A Vienna ha vinto la paura
Tempo di lettura: 2 minutiIl voto postale incorona il candidato verde Alexander Van der Bellen presidente dell’Austria e ferma l’avanzata della destra. L’Europa trionfa, è il commento della stampa nostrana che ha seguito con partecipazione tali elezioni.
Certo, c’è da tirare un respiro di sollievo per l’esito, dal momento che la vittoria dell’ultradestra a Vienna, la prima in Europa di un partito di tal genere dal dopoguerra, avrebbe assunto significati simbolici non trascurabili dati i precedenti del noto imbianchino austriaco.
Resta che, se la politica europea non cambia, tale sfida è destinata a rinnovarsi altrove, con esiti imprevedibili.
Il problema di fondo è che ad oggi il Vecchio Continente sa produrre soltanto paura. Consegnati ai poteri forti, i partiti tradizionali, o meglio i loro attuali simulacri, hanno esautorato i propri cittadini dei diritti fondamentali della democrazia (di cui pure si ergono a difensori contro i populismi).
Anzitutto quello della sovranità, di cui parti sempre più significative vengono trasferite furtivamente a Bruxelles e ai circoli cultural-finanziari ai quali l’eurocrazia è subornata.
L’erosione del diritto di cittadinanza si accompagna a quella del benessere, in forza di un meccanismo perverso quanto “insindacabile” che sta depredando risorse da poveri e classe media per consegnarle ai ricchi.
Tutto ciò genera paura. Una paura che si somma al Terrore prodotto dalla sfida esoterica dello «scontro di civiltà», nato negli stessi ambiti cultural-finanziari occidentali (e non certo dal mondo islamico verso il quale si esercita il rifiuto populista).
Una congerie di paure che alimenta i populismi di destra.
Tale è quindi il nascosto meccanismo politico che muove l’Europa, dove i cosiddetti difensori della democrazia producono paura, e i populismi danno espressione politica a tale paura (non una risposta, ma un ambito di interlocuzione).
Un duello strano sta quindi consumando l’Europa, tra forze apparentemente opposte, ma collegate da un circolo perverso che le vede unite nel profondo.
Così anche a Vienna non ha vinto la speranza, ma la paura. Le forze “europeiste” hanno fatto leva essenzialmente sulla paura della vittoria altrui piuttosto che sui propri contenuti.
Tutto si è giocato sullo schema della demonizzazione dell’avversario, che consente di non prendere in minima considerazione le richieste e le esigenze, giuste o sbagliate che siano, dei cittadini dei quale si fanno portatori i cosiddetti populismi.

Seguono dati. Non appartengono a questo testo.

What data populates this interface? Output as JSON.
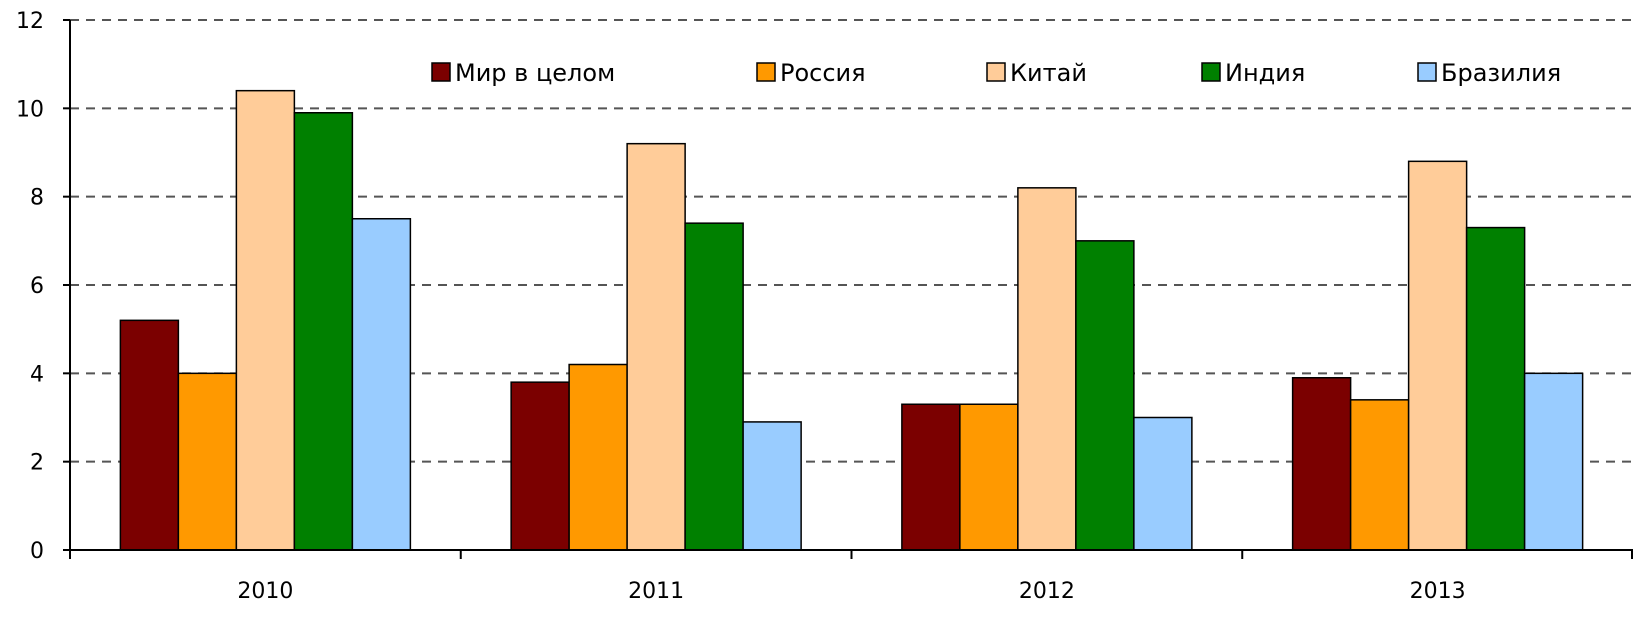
{
  "chart_data": {
    "type": "bar",
    "categories": [
      "2010",
      "2011",
      "2012",
      "2013"
    ],
    "series": [
      {
        "name": "Мир в целом",
        "color": "#7b0000",
        "values": [
          5.2,
          3.8,
          3.3,
          3.9
        ]
      },
      {
        "name": "Россия",
        "color": "#ff9900",
        "values": [
          4.0,
          4.2,
          3.3,
          3.4
        ]
      },
      {
        "name": "Китай",
        "color": "#ffcc99",
        "values": [
          10.4,
          9.2,
          8.2,
          8.8
        ]
      },
      {
        "name": "Индия",
        "color": "#008000",
        "values": [
          9.9,
          7.4,
          7.0,
          7.3
        ]
      },
      {
        "name": "Бразилия",
        "color": "#99ccff",
        "values": [
          7.5,
          2.9,
          3.0,
          4.0
        ]
      }
    ],
    "ylim": [
      0,
      12
    ],
    "y_ticks": [
      "0",
      "2",
      "4",
      "6",
      "8",
      "10",
      "12"
    ],
    "grid": "dashed horizontal",
    "legend": "top"
  }
}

Schema pericoloso questo, perché estremizza l’avversario politico e i suoi elettori, nella speranza, sempre meno fondata, di relegare le loro richieste e le loro esigenze all’insignificanza politica.
Ed è questo il limite tragico della politica europea, chiusa in un circolo perverso dove ambiti sempre più ampi di cittadini continuano a vedersi negato ogni diritto di interlocuzione da parte della politica tradizionale. E dove i partiti storici non sanno svincolarsi dall’abbraccio mortale della Finanza, che non gli consente margini di libertà e quindi di rapporto reale con i cittadini (da qui il loro diverso populismo).
Una dinamica foriera di disastri.
Tra l’altro, presto o tardi le oligarchie cultural-finanziarie potrebbero essere tentate di abbandonare i simulacri dei partiti tradizionali per abbracciare quei populismi che l’attuale gioco politico fondato sulla paura sta rendendo sempre più estremi.
In questo modo tali oligarchie otterrebbero anche l’enorme vantaggio di conseguire il monopolio della paura. La comunità degli Stati europei nacque proprio per scongiurare tale eventualità.